Еще один важный источник для Рубанова – т. н. «сказочный цикл» Владимира Высоцкого. Он мало исследован даже высоцковедами, а вещи, между тем, обнаруживаются там поразительные. Именно Высоцкий собрал воедино пресловутый славянский бестиарий, именно там вольно и весело мешал и смещал хрологические пласты, задолго, кстати сказать, до Саши Соколова и паче того Владимира Сорокина. Чуткий Рубанов в «Финисте» на этой самой площадке восстанавливает не только связующие нити времен, но и вовсю оттягивается: нет-нет, да и мелькнет в его реконструкции остроактуальная коллизия; глумилы в первой части устраивают форменную рейв- или техновечеринку по стилистике и сопровождающим практикам.

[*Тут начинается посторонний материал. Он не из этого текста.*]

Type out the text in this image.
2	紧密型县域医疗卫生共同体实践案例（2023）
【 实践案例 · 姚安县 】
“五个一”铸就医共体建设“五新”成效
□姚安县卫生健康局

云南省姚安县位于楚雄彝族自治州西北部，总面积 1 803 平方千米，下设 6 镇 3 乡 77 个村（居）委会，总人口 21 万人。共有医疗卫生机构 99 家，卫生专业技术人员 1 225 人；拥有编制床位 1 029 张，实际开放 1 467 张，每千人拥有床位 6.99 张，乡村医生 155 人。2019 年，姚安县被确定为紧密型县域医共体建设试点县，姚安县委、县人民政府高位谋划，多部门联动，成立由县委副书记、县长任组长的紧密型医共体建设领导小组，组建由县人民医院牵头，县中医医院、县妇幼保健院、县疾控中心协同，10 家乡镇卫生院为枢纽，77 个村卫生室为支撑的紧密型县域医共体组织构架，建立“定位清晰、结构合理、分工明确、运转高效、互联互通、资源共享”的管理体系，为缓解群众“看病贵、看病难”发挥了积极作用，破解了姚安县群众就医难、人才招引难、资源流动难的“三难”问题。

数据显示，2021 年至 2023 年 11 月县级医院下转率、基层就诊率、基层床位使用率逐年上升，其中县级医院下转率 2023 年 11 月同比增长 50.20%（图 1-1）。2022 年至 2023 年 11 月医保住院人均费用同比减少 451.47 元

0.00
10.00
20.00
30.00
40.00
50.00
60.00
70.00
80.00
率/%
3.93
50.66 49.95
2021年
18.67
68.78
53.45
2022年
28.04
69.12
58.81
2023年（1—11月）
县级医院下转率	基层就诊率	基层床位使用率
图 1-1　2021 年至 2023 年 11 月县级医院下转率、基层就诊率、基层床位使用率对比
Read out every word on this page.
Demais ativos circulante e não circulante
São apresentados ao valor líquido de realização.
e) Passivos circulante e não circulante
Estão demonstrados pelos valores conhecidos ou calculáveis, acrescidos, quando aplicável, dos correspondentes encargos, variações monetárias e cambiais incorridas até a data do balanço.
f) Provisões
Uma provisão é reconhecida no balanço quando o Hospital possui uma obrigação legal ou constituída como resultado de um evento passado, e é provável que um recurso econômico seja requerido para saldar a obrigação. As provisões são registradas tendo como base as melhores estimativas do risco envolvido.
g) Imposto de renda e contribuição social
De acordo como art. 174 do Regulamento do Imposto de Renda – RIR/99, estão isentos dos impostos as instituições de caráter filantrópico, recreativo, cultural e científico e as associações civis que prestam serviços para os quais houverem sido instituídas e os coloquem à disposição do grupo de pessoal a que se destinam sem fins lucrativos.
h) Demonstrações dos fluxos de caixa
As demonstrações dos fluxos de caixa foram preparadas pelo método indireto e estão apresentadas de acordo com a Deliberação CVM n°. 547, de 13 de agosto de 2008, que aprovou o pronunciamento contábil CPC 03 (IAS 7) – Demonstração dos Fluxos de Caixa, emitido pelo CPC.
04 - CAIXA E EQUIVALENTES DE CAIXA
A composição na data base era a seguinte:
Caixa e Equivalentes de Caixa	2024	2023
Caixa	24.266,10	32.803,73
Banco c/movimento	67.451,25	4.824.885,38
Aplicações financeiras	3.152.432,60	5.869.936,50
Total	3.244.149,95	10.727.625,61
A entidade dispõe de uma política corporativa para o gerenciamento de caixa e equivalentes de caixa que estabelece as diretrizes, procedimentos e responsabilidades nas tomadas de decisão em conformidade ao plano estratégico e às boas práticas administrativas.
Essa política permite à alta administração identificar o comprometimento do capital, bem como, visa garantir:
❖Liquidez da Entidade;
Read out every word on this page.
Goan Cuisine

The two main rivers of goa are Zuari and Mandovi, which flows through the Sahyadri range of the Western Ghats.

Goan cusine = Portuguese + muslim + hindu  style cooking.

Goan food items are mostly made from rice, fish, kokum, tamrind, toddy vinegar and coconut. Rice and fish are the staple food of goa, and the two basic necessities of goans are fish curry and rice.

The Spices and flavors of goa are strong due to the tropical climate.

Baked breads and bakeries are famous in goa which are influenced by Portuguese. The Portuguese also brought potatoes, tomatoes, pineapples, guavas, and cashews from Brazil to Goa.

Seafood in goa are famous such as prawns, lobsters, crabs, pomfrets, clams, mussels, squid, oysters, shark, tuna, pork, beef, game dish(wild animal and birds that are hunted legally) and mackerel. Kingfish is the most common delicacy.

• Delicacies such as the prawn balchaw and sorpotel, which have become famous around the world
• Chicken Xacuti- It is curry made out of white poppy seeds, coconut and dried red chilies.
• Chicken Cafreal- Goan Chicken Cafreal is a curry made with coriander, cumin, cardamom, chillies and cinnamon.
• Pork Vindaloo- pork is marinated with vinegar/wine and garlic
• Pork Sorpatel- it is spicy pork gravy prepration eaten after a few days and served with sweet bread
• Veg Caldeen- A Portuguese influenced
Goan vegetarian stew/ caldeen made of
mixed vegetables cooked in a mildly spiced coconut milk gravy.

Третья часть (кстати, для меня, как читателя, наименее убедительная – небесный город птицечеловеков, бывших атлантов или древних египтян, всё-таки слишком, на фоне земных людей и дел, аляповат и умозрителен) – повесть о, по сути, роскошестве и непрочности королевских (княжеских) домов – линия, восходящая к Александру Дюма, но напоминает он другого Александра – Коржакова… Есть и резкие обратные ходы – так Рубанов, одевая на себя языковые вериги, вовсе не употребляет букву «Ф», в славянских языках тогда отсутствовавшую, и даже глумила Иван на допросе в княжьем доме называет титульного героя «Хвинистом».

В этом плане вторая часть, рассказанная Иваном Ремнем, наиболее исторически и мифологически стерильна, но в центре ее – мощная историософская метафора. Люди убивают старого дряхлого Змея – Горына, отвратительную рептилию, символический концентрат Зла в долине, докучающий народу, впрочем, только криками, а по мере приближения – смрадом. Убивать – нельзя, нарушен порядок, ускорено рождение нового Змея – уже настоящего погромщика и людоеда. Метафора универсальная; ею можно иллюстрировать любую смену формаций и режимов, но мне видится намек на уничтожения дряхлеющего, изрядно демонизированного советского строя и рождения из его зараженных останков каннибальского российского капитализма/неолиберализма.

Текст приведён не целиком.